Deciding summability via residues in theory and in practice
Carlos E. Arreche
TL;DR
This paper surveys the summability problem in difference fields through the lens of discrete residues, outlining how these obstructions govern solvability for various difference operators. It surveys four concrete settings—shift, q-dilation, Mahler, and elliptic—providing precise residue definitions, summability criteria (vanishing residues), and current algorithmic prospects. In the shift case, practical representations (e.g., B_k, D_k) enable efficient residue computation without full partial fraction decompositions, while q-dilation and Mahler settings present deeper structural challenges and partial results, including twisted Mahler variants.

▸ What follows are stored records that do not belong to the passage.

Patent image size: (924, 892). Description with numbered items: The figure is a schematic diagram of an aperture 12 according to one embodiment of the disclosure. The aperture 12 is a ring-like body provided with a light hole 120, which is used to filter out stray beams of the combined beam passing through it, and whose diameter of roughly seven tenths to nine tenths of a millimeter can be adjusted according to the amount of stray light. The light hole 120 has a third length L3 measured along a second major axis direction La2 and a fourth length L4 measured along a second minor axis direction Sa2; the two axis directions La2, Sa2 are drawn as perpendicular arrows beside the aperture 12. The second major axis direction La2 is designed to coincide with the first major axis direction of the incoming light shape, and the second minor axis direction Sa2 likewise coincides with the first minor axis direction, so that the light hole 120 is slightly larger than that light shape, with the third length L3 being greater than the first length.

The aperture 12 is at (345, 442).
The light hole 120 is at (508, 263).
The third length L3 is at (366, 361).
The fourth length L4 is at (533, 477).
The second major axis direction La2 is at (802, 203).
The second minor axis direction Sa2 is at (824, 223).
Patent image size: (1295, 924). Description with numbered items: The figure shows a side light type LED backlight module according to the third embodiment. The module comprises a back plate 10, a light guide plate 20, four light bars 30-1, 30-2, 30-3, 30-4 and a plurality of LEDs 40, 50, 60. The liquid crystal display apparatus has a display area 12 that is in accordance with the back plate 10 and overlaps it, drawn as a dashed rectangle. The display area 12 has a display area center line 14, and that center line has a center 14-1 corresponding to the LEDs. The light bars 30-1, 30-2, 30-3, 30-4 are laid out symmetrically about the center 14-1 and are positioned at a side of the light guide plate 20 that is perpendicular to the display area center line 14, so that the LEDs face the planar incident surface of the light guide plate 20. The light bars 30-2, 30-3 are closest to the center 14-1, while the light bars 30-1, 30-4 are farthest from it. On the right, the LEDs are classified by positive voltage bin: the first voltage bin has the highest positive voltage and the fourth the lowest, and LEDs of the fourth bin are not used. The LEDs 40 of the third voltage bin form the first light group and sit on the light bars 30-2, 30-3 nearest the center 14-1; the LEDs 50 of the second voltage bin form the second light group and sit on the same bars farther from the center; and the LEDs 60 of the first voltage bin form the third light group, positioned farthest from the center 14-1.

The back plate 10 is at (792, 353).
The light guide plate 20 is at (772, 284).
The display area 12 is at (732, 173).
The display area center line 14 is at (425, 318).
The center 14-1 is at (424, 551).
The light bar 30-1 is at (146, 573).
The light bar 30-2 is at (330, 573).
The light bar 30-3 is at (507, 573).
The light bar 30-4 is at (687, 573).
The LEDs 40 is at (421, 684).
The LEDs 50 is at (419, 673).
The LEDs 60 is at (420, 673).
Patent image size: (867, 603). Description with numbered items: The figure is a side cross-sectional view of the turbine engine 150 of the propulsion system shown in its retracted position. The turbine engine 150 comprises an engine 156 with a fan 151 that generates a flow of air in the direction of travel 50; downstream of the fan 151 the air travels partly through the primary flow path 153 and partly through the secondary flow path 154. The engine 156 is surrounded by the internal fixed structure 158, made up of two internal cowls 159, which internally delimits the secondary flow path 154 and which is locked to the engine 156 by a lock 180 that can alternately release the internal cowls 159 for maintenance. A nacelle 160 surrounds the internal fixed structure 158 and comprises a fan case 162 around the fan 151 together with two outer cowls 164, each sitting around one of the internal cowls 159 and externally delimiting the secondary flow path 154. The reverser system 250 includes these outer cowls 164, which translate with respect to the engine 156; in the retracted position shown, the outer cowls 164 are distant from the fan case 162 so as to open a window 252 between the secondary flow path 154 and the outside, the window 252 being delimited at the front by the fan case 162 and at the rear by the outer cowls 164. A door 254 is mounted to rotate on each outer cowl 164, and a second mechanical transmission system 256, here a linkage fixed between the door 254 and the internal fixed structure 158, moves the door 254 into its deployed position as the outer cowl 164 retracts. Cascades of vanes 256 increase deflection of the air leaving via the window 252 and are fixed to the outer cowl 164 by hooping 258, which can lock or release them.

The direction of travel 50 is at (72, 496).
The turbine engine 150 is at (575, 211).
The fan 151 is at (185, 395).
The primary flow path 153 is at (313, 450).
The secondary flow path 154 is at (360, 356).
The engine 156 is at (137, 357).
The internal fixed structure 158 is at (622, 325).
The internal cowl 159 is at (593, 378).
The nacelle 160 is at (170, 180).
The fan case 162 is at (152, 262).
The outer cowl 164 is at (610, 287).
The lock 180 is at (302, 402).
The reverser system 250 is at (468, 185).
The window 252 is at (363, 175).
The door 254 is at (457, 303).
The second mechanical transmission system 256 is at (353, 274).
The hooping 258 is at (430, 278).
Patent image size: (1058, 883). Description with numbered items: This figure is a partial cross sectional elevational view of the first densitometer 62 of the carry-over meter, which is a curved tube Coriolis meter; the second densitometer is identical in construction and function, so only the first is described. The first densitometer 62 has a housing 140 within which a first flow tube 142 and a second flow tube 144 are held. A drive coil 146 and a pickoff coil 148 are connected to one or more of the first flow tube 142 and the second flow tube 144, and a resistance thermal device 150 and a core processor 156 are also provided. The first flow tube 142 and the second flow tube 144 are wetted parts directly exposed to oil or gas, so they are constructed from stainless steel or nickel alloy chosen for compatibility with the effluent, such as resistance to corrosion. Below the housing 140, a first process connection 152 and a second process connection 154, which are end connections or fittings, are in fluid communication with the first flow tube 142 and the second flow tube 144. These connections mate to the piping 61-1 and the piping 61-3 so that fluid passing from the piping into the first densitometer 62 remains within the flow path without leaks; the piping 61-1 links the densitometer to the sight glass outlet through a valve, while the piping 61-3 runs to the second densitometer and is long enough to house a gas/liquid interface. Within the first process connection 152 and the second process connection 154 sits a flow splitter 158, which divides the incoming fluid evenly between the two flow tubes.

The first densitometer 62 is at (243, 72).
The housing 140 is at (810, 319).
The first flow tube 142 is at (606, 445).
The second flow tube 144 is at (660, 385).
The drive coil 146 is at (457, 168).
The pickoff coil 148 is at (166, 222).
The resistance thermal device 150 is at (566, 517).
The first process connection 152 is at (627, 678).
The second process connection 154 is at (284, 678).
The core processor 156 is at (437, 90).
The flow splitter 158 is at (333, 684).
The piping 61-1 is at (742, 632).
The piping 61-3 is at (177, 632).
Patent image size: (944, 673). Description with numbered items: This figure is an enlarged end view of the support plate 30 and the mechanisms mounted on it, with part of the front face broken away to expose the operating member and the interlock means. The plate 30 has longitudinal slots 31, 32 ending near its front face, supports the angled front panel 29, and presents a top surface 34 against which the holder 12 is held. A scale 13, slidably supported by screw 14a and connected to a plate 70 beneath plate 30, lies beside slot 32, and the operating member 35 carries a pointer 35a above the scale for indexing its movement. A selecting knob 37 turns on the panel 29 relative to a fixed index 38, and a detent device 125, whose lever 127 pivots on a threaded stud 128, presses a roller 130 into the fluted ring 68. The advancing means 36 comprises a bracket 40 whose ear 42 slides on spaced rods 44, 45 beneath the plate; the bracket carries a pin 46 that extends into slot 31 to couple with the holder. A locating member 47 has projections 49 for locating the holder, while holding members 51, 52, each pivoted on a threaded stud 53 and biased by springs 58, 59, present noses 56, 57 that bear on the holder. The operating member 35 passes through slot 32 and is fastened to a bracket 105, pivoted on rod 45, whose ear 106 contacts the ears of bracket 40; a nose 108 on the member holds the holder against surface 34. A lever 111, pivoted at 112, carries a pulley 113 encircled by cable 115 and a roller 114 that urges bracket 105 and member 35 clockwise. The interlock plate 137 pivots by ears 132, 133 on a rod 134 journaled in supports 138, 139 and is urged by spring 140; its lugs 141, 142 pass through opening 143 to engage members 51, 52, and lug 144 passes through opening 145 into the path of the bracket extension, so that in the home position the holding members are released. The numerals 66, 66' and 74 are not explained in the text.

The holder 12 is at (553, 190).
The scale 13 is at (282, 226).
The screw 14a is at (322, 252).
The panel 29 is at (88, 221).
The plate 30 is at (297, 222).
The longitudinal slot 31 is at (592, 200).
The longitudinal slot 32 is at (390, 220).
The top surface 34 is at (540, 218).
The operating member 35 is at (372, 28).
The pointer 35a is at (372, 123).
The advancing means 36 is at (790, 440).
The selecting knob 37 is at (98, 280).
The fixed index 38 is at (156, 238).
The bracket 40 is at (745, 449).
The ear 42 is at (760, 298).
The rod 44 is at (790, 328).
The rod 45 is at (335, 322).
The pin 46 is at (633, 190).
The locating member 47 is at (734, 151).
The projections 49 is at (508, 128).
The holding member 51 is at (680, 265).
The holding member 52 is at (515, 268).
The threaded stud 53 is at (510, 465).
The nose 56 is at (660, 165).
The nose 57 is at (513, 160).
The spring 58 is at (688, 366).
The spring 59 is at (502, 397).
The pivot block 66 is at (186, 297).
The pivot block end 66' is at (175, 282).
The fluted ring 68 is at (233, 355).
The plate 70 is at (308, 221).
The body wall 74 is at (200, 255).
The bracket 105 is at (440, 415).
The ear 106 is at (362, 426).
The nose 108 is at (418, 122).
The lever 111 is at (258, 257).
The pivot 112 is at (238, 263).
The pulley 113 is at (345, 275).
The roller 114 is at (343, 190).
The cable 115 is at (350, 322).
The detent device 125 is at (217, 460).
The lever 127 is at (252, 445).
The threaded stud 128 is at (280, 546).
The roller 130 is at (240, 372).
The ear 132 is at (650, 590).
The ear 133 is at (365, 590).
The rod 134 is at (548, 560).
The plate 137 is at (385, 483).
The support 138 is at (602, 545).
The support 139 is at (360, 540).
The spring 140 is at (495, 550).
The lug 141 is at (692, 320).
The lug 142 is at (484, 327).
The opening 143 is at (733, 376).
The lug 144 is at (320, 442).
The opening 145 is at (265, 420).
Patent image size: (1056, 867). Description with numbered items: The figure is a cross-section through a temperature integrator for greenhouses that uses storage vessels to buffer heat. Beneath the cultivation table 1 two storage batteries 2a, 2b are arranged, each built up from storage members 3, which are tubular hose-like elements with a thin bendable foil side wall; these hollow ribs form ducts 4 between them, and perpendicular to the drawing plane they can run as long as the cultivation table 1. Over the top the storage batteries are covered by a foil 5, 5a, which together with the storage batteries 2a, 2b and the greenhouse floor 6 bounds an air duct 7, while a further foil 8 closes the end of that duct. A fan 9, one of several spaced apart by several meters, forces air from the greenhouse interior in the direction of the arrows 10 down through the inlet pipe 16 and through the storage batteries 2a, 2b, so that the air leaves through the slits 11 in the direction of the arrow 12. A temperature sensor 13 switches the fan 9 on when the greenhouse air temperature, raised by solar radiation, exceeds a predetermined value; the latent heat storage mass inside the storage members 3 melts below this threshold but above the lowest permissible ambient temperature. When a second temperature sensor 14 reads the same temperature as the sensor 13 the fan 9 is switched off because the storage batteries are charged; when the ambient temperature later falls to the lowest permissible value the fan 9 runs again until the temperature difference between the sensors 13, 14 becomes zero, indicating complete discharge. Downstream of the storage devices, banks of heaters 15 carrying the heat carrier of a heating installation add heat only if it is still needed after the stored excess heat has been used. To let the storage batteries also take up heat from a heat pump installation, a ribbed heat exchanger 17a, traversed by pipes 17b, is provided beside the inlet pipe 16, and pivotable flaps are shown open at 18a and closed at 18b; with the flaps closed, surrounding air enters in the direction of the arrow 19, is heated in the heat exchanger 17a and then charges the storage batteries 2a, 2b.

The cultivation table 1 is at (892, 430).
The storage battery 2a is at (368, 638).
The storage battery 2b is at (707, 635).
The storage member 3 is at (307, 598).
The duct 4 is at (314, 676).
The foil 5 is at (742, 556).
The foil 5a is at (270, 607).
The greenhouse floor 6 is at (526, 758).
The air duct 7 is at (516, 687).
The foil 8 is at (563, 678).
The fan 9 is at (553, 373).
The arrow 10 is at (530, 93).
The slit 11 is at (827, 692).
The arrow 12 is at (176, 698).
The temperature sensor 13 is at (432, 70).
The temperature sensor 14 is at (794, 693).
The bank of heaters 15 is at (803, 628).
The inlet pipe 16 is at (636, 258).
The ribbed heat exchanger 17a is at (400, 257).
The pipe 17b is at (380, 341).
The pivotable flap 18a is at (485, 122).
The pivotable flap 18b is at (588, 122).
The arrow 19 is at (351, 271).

In the elliptic setting, orbital residues underpin partial obstruction theory, with panororbital residues and ongoing work toward comprehensive algorithms; collectively, these obstructions underpin practical tools for creative telescoping and difference-Galois theory computations.
Abstract
In difference algebra, summability arises as a basic problem upon which rests the effective solution of other more elaborate problems, such as creative telescoping problems and the computation of Galois groups of difference equations. In 2012 Chen and Singer introduced discrete residues as a theoretical obstruction to summability for rational functions with respect to the shift and $q$-dilation difference operators. Since then analogous notions of discrete residues have been defined in other difference settings relevant for applications, such as for Mahler and elliptic shift difference operators. Very recently there have been some advances in making these theoretical obstructions computable in practice.